YOUNG: you're swinging your pointer around...
a: peak software measures.... on and on. ... how can you possily detect when the start goes up, and the tail also goes up. To say they always peak detect peaks with the 2/1...
[ Brenna rubs eyes; press room hoots ]
a: I don't know how you peak detect using the 2/1 trace.
q: GDC 1313, chart of "strawberry aroma", fig 14.12, where you couldn't use 44/45 to detect.
a: no, this is where the CG shows that you need both 44/45 AND 2/1 gives useful information. So here you still can't detect the peak, but you have an indication there is something probably worth looking at. You still can't find the peak. You'd have to rerun the sample, and normally inject more
BRUNET: corrects YOUNG on document labels, is this one numbered? now GDC 1355(?)
q: not going to take you back to your slide, but the CG here is only the 44 ion. You wouldn't expect to see a peak here, if there was a highly enrighced c13 substance?

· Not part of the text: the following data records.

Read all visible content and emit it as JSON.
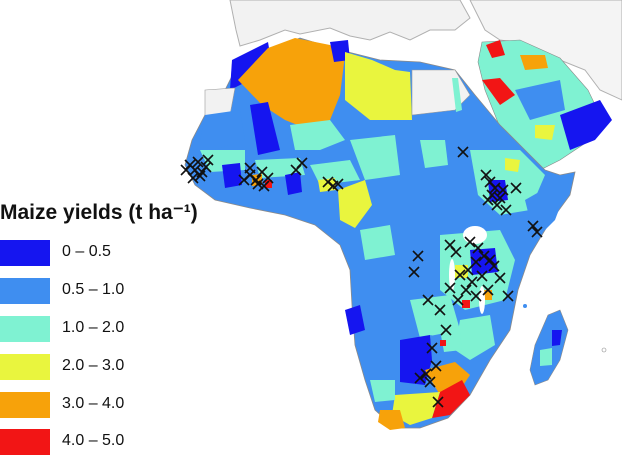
{
  "legend": {
    "title": "Maize yields (t ha⁻¹)",
    "classes": [
      {
        "label": "0 – 0.5",
        "color": "#1515f0"
      },
      {
        "label": "0.5 – 1.0",
        "color": "#3f8ef0"
      },
      {
        "label": "1.0 – 2.0",
        "color": "#7ff2d2"
      },
      {
        "label": "2.0 – 3.0",
        "color": "#e9f53e"
      },
      {
        "label": "3.0 – 4.0",
        "color": "#f7a20a"
      },
      {
        "label": "4.0 – 5.0",
        "color": "#f21515"
      }
    ]
  },
  "map": {
    "region": "Africa",
    "marker_symbol": "cross",
    "colors": {
      "background_land": "#f2f2f2",
      "border": "#9a9a9a",
      "marker": "#111111"
    }
  }
}
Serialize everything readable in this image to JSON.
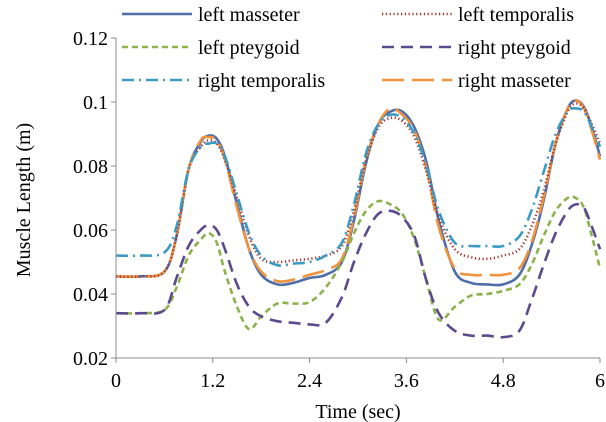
{
  "chart_data": {
    "type": "line",
    "xlabel": "Time (sec)",
    "ylabel": "Muscle Length (m)",
    "xlim": [
      0,
      6
    ],
    "ylim": [
      0.02,
      0.12
    ],
    "xticks": [
      0,
      1.2,
      2.4,
      3.6,
      4.8,
      6
    ],
    "xtick_labels": [
      "0",
      "1.2",
      "2.4",
      "3.6",
      "4.8",
      "6"
    ],
    "yticks": [
      0.02,
      0.04,
      0.06,
      0.08,
      0.1,
      0.12
    ],
    "ytick_labels": [
      "0.02",
      "0.04",
      "0.06",
      "0.08",
      "0.1",
      "0.12"
    ],
    "grid": false,
    "legend_position": "top",
    "x": [
      0,
      0.3,
      0.6,
      0.75,
      0.9,
      1.05,
      1.15,
      1.25,
      1.35,
      1.5,
      1.65,
      1.8,
      2.0,
      2.2,
      2.4,
      2.6,
      2.8,
      2.95,
      3.1,
      3.25,
      3.4,
      3.55,
      3.7,
      3.85,
      4.0,
      4.2,
      4.4,
      4.6,
      4.8,
      5.0,
      5.15,
      5.3,
      5.45,
      5.6,
      5.7,
      5.8,
      5.9,
      6.0
    ],
    "series": [
      {
        "name": "left masseter",
        "color": "#4F6FA8",
        "dash": "solid",
        "values": [
          0.0455,
          0.0455,
          0.047,
          0.058,
          0.079,
          0.0875,
          0.0895,
          0.0885,
          0.083,
          0.068,
          0.054,
          0.046,
          0.043,
          0.0435,
          0.045,
          0.046,
          0.05,
          0.063,
          0.081,
          0.093,
          0.097,
          0.097,
          0.092,
          0.081,
          0.063,
          0.047,
          0.0435,
          0.043,
          0.043,
          0.046,
          0.055,
          0.069,
          0.087,
          0.098,
          0.1005,
          0.0985,
          0.092,
          0.083
        ]
      },
      {
        "name": "right masseter",
        "color": "#F0923E",
        "dash": "long-dash",
        "values": [
          0.0455,
          0.0455,
          0.047,
          0.058,
          0.079,
          0.088,
          0.089,
          0.088,
          0.082,
          0.067,
          0.054,
          0.047,
          0.044,
          0.0445,
          0.046,
          0.0475,
          0.051,
          0.064,
          0.082,
          0.093,
          0.098,
          0.096,
          0.091,
          0.079,
          0.061,
          0.048,
          0.046,
          0.046,
          0.046,
          0.048,
          0.056,
          0.07,
          0.087,
          0.098,
          0.1005,
          0.098,
          0.091,
          0.082
        ]
      },
      {
        "name": "left temporalis",
        "color": "#A8322E",
        "dash": "dotted",
        "values": [
          0.0455,
          0.0455,
          0.047,
          0.058,
          0.079,
          0.086,
          0.088,
          0.087,
          0.082,
          0.07,
          0.058,
          0.051,
          0.05,
          0.0505,
          0.051,
          0.052,
          0.055,
          0.066,
          0.082,
          0.092,
          0.095,
          0.094,
          0.089,
          0.078,
          0.064,
          0.054,
          0.0515,
          0.051,
          0.052,
          0.054,
          0.061,
          0.072,
          0.087,
          0.097,
          0.0995,
          0.098,
          0.093,
          0.087
        ]
      },
      {
        "name": "right temporalis",
        "color": "#3B9BC4",
        "dash": "dash-dot",
        "values": [
          0.052,
          0.052,
          0.053,
          0.061,
          0.079,
          0.086,
          0.087,
          0.087,
          0.083,
          0.071,
          0.059,
          0.052,
          0.049,
          0.0495,
          0.05,
          0.052,
          0.056,
          0.068,
          0.084,
          0.093,
          0.096,
          0.095,
          0.09,
          0.08,
          0.066,
          0.056,
          0.055,
          0.055,
          0.055,
          0.058,
          0.066,
          0.078,
          0.09,
          0.097,
          0.098,
          0.097,
          0.092,
          0.086
        ]
      },
      {
        "name": "left pteygoid",
        "color": "#8DB24B",
        "dash": "short-dash",
        "values": [
          0.034,
          0.034,
          0.035,
          0.042,
          0.052,
          0.057,
          0.059,
          0.056,
          0.047,
          0.036,
          0.029,
          0.033,
          0.037,
          0.037,
          0.0375,
          0.042,
          0.05,
          0.059,
          0.066,
          0.069,
          0.068,
          0.065,
          0.057,
          0.044,
          0.032,
          0.036,
          0.0395,
          0.04,
          0.041,
          0.043,
          0.049,
          0.058,
          0.066,
          0.07,
          0.07,
          0.067,
          0.058,
          0.048
        ]
      },
      {
        "name": "right pteygoid",
        "color": "#5B4A8E",
        "dash": "dash",
        "values": [
          0.034,
          0.034,
          0.035,
          0.045,
          0.055,
          0.06,
          0.0615,
          0.06,
          0.054,
          0.043,
          0.036,
          0.033,
          0.0315,
          0.031,
          0.0305,
          0.031,
          0.039,
          0.05,
          0.059,
          0.065,
          0.066,
          0.064,
          0.058,
          0.044,
          0.034,
          0.0285,
          0.027,
          0.027,
          0.0265,
          0.0285,
          0.038,
          0.049,
          0.059,
          0.066,
          0.068,
          0.067,
          0.061,
          0.054
        ]
      }
    ]
  }
}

a: I don't understand the question. This is an example about peak detection.
q: the reason is this is a 44 ion trace, and what's in the study is found at the bottom of page 44, a highly c13 compound, with virtually no c12.
a: long correction. Read the entire paragraph. There is something here they didn't expect to see that is highly C13 enriched.
NO FURTHER QUESTIONS.
SUH: I'd rather make sure he gets his flight than ask more questions.